I got both of us into the car and turned the heater on before directing my attention to her collar.

"Lyla" the collar said, followed by the name and phone number of her owner. Well, it was only a partial name, I guess, as only the first initial was listed. 'J. Kim' it read.

But the last name struck me.

Kim—I hadn't heard that name in so long. It was the name of my best friend and... Well, I guess that was all she ever was to me. Just a best friend. But somehow even thinking of her now, she felt like so much more than that.

I never imagined that nearly a decade after high school, hearing her last name would still have this kind of effect on me.

I mean, I was an adult now, for crying out loud. We were just kids back then, and I'd come a long way since my senior year. I'd gone to college, gotten a well-paying computer science job, and bought myself a house. I'd had a few long term girlfriends in that time too, though obviously, none of them stuck and I was currently incredibly single.

Still, the point is, I'd grown up. I should have been long over this. But I still missed her. Really, I'd always kind of missed her. She was the closest friend I'd ever had.

If it was up to me, I would have contacted her some time in the last decade, too. I wasn't so strong or so prideful that I specifically tried to keep my distance from her. On the contrary, for years I searched for ways to get a hold of her.

But she didn't make it easy. After graduation, she straight up disappeared. Changed her number, moved away, and instructed her parents not to tell me where she'd gone.

Well, okay, that last part I wasn't sure about. Her parents, who I was always very close to, never told me that she said that. They told me, actually, that they didn't even know where she'd gone to. But I didn't really believe that. I think they just didn't want to cop to the fact that they were holding her secrets for her.

This sounded dramatic, but losing her was probably the hardest thing I'd ever had to experience in my life. Even break ups with some of my long term girlfriends didn't hurt as much as when she walked away, and it wasn't hard to see why.

Because she and I shared a closeness that I'd never found in another person.

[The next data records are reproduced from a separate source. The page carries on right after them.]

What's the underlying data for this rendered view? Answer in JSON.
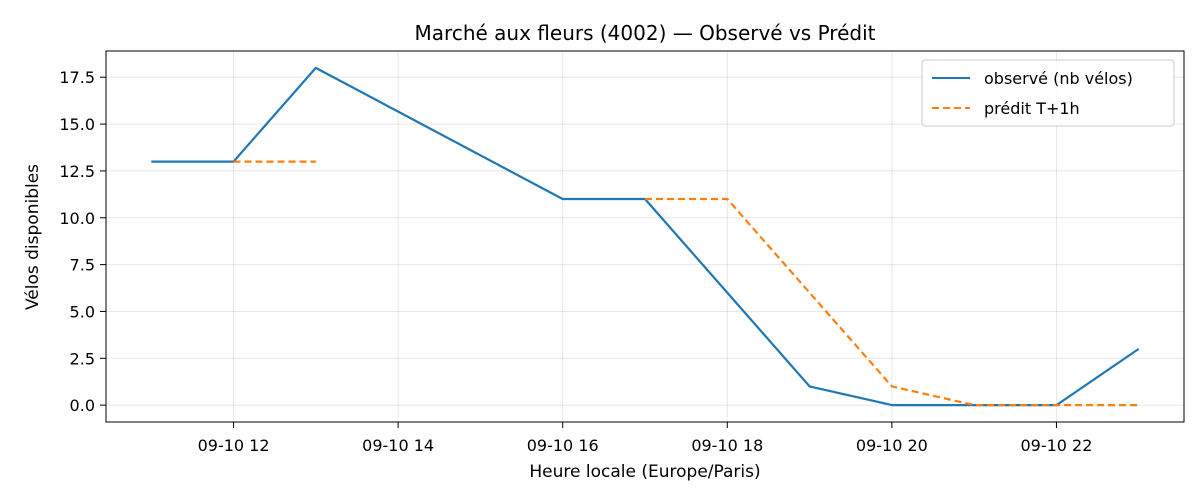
{
  "chart_data": {
    "type": "line",
    "title": "Marché aux fleurs (4002) — Observé vs Prédit",
    "xlabel": "Heure locale (Europe/Paris)",
    "ylabel": "Vélos disponibles",
    "x_ticks": [
      "09-10 12",
      "09-10 14",
      "09-10 16",
      "09-10 18",
      "09-10 20",
      "09-10 22"
    ],
    "y_ticks": [
      "0.0",
      "2.5",
      "5.0",
      "7.5",
      "10.0",
      "12.5",
      "15.0",
      "17.5"
    ],
    "xlim": [
      "2024-09-10 10:27",
      "2024-09-10 23:33"
    ],
    "ylim": [
      -0.9,
      18.9
    ],
    "grid": true,
    "legend_position": "top-right",
    "series": [
      {
        "name": "observé (nb vélos)",
        "color": "#1f77b4",
        "style": "solid",
        "points": [
          {
            "x": "2024-09-10 11:00",
            "y": 13
          },
          {
            "x": "2024-09-10 12:00",
            "y": 13
          },
          {
            "x": "2024-09-10 13:00",
            "y": 18
          },
          {
            "x": "2024-09-10 16:00",
            "y": 11
          },
          {
            "x": "2024-09-10 17:00",
            "y": 11
          },
          {
            "x": "2024-09-10 19:00",
            "y": 1
          },
          {
            "x": "2024-09-10 20:00",
            "y": 0
          },
          {
            "x": "2024-09-10 21:00",
            "y": 0
          },
          {
            "x": "2024-09-10 22:00",
            "y": 0
          },
          {
            "x": "2024-09-10 23:00",
            "y": 3
          }
        ]
      },
      {
        "name": "prédit T+1h",
        "color": "#ff7f0e",
        "style": "dashed",
        "points": [
          {
            "x": "2024-09-10 12:00",
            "y": 13
          },
          {
            "x": "2024-09-10 13:00",
            "y": 13
          },
          null,
          {
            "x": "2024-09-10 17:00",
            "y": 11
          },
          {
            "x": "2024-09-10 18:00",
            "y": 11
          },
          {
            "x": "2024-09-10 19:00",
            "y": 6
          },
          {
            "x": "2024-09-10 20:00",
            "y": 1
          },
          {
            "x": "2024-09-10 21:00",
            "y": 0
          },
          {
            "x": "2024-09-10 22:00",
            "y": 0
          },
          {
            "x": "2024-09-10 23:00",
            "y": 0
          }
        ]
      }
    ]
  }
}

We were best friends since grade school. We had other friends in our group, sure, but nobody was as close as Jennie and I were. Our parents used to joke that we were each one half of the same mind. I thought nothing could break the bond we shared.

But evidently, something could. And actually, it didn't take as much as I thought it would.

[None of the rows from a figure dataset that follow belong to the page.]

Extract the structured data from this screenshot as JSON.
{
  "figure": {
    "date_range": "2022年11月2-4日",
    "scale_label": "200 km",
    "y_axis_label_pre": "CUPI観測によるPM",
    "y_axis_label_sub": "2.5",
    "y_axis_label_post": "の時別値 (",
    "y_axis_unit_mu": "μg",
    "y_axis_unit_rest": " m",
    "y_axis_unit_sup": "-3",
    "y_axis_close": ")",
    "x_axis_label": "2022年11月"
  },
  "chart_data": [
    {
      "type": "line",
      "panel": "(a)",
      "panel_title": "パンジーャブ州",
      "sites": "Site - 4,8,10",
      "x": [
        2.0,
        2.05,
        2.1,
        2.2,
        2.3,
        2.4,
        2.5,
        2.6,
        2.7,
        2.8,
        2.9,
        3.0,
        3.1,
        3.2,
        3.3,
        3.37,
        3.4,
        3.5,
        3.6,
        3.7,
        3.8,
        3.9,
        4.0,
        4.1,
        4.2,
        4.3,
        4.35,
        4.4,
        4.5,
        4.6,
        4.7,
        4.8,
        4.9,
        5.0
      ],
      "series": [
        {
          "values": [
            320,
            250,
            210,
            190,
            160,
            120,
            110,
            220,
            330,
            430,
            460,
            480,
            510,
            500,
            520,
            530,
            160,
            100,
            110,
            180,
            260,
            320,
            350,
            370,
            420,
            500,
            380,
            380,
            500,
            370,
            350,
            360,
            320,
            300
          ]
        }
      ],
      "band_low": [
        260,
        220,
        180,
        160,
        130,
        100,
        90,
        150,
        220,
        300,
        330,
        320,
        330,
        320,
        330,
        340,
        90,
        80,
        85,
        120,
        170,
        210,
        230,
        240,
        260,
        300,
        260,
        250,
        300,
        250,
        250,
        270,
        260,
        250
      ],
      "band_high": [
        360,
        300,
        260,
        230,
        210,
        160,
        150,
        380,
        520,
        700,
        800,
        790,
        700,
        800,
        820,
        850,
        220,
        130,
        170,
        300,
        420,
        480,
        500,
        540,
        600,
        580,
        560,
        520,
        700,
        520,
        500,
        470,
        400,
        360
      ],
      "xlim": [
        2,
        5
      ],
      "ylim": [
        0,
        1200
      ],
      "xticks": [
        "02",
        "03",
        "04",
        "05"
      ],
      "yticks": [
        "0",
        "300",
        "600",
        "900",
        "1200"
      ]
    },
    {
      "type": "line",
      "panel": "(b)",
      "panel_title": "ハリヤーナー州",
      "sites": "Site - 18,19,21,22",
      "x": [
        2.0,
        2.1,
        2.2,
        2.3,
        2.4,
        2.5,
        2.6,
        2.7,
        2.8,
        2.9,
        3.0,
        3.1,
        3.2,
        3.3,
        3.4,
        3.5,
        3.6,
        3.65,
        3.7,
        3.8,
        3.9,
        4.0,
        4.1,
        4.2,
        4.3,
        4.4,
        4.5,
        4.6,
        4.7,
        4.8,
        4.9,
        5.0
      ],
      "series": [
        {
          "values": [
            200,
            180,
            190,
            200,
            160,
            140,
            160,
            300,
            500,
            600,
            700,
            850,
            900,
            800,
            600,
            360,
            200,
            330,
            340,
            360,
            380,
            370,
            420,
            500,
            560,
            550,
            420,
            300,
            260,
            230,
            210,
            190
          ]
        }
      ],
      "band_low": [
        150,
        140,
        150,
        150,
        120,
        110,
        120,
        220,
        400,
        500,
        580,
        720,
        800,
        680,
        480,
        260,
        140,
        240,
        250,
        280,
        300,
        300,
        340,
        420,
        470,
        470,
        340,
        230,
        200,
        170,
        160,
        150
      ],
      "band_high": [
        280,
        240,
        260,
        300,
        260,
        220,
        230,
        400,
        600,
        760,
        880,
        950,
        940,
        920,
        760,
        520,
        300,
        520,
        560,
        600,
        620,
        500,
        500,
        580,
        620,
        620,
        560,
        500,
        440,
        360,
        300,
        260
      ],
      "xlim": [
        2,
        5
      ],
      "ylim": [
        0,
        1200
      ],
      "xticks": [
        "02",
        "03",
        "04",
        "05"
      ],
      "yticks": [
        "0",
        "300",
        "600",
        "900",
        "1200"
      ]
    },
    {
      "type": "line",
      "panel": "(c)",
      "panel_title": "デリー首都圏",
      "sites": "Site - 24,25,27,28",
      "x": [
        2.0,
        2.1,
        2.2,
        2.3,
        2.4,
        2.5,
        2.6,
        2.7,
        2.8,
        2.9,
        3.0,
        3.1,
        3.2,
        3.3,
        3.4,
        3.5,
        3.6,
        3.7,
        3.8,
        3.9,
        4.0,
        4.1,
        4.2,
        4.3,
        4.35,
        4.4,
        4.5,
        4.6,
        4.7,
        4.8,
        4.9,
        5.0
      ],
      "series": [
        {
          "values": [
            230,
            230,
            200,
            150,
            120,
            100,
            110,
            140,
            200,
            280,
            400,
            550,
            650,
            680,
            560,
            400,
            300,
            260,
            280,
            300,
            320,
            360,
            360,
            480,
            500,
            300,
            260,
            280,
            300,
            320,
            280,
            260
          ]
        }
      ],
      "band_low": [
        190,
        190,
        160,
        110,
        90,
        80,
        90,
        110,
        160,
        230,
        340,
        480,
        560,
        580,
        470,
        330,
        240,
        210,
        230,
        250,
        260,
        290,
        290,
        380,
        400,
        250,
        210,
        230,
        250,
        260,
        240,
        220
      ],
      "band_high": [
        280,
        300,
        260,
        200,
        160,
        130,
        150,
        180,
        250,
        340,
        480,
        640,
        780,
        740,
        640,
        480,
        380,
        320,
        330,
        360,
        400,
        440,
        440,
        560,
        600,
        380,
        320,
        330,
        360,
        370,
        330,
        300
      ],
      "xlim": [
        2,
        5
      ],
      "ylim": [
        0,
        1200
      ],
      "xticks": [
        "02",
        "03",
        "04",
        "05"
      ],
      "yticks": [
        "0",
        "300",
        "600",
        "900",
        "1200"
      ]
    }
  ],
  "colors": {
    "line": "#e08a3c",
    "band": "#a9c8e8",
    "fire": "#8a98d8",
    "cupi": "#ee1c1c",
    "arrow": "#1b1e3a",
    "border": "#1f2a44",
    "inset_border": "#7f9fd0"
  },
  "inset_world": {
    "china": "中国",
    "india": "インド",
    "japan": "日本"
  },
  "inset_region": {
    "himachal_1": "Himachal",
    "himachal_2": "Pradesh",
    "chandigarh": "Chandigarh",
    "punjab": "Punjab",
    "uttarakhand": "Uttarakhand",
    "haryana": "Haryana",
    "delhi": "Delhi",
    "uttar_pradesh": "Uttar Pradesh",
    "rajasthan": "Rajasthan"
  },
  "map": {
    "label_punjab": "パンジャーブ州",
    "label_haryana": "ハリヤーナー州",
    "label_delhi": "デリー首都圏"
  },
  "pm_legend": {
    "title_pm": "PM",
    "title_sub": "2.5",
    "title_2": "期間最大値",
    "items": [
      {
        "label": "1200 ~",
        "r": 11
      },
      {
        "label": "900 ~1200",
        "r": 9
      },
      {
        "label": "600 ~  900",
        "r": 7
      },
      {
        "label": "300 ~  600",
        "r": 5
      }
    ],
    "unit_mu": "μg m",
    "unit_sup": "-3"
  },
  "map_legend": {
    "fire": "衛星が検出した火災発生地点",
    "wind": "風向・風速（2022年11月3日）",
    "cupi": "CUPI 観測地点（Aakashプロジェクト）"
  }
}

It was kind of my fault; I was willing to fully acknowledge that. But she didn't need to react the way she did. She didn't need to run off like that. We could have worked things out. I would have understood.

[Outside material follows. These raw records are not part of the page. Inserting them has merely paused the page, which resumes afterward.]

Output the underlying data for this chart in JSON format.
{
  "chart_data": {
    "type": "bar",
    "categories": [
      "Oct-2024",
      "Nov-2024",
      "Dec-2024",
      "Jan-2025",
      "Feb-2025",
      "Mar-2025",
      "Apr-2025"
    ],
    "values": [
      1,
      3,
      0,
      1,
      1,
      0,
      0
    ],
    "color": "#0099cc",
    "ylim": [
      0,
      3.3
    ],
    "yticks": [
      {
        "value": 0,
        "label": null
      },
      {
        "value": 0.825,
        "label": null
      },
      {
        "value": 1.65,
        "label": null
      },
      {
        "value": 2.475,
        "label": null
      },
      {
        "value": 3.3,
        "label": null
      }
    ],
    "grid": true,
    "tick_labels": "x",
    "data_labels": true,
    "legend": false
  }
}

She should have known that.

God, I hated that this was dredging up all these old feelings. I was still so angry, so bitter, and so god damn sad over her. But I couldn't react this way to simply reading her last name!

I'd admit, it was a little strange to see it again, especially with a 'J' in front of it. But it obviously wasn't her cat. She'd moved away nearly a decade ago and I knew damn well she would never find her way back to this town.

Even when were young, she talked constantly of wanting to get out of this place. Admittedly, I imagined we'd be doing that together, and not that she'd leave so I could never see her again. But I guess plans change.

Anyway, the point was, it wasn't her cat. It wasn't her name. And I needed to get over this weird emotional outburst I was having and deal with the issue at hand. I had an adorable little kitten here who needed to find her owner.